Three Reasons You Don’t Want to Say No to Designating Your Life Insurance and Savings

Reason 1: Procrastination and Incapacity

Jack and Jill are married with kids. Jack designates his life insurance proceeds, his RRSPs and his Tax Free Savings Accounts (TFSAs) to Jill. They live their senior years happily together and Jill dies at the age of 82. Jack procrastinates, or forgets, to re-designate his insurance and savings so that they go directly to his children equally when he passes away. Two years later, Jack is 84 and has advanced Alzheimer’s, so he can no longer re-designate his insurance and his savings. When Jack dies, at the age of 90, all of his life insurance proceeds and savings revert back to his estate and suffer a potentially massive probate tax.

If Jack had executed a well-planned designation ahead of time, he could have specified that, in the event his wife predeceased him, the insurance and savings would go to his children equally. This would have avoided the probate tax on his life insurance and life savings, which are substantial assets.
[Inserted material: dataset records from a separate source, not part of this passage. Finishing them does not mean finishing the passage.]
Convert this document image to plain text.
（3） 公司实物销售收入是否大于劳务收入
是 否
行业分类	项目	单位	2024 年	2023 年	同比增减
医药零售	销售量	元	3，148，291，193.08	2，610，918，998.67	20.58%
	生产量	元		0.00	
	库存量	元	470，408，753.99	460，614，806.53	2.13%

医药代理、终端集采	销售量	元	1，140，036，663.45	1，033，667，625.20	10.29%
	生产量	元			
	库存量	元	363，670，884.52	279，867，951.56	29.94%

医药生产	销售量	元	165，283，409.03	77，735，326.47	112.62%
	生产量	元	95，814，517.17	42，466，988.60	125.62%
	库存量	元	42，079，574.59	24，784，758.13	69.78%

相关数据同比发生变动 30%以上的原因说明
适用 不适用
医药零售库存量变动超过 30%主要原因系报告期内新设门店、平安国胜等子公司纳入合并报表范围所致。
Most RRSP and TFSA forms do not let you designate alternate beneficiaries and if they do, it is difficult to specify on them that if a child dies before you, his share goes to his children. Likewise, it is difficult to specify this on most life insurance forms. Consider having your lawyer prepare well-planned designations for your life insurance policies and savings.

Reason 2: A Romeo and Juliette Death

Romeo and Juliette died a tragic death in quick succession to one another. If Romeo and Juliette had designated only each other as beneficiaries on their life insurance policies and savings, then when they both died, their life insurance proceeds and savings would have reverted back to their estates, and suffered a potentially massive probate tax.

Don’t let your life insurance proceeds and savings revert back to your estate in the event of the death of you and your spouse from a common accident. Consider having your lawyer draft well-planned designations ahead of time.

Reason 3: The Kids Are Alright

Want your estate to be available for your kids’ education in the event you die while they are still minors? If so, consider having your lawyer draft well-planned designations for your life insurance policies, RRSPs and TFSAs. Why? Because well-planned designations can include a trust for your children which permits the trustee of the trust to spend money on your kids’ education. Have you already designated your kids directly with the life insurance company? The devil is in the details. Most life insurance forms do not let you draft a well-planned trust. Why would it? Your insurance company is not your lawyer.

Consider having your lawyer draft a well-planned designation and trust for your life insurance policies, RRSPs and TFSAs.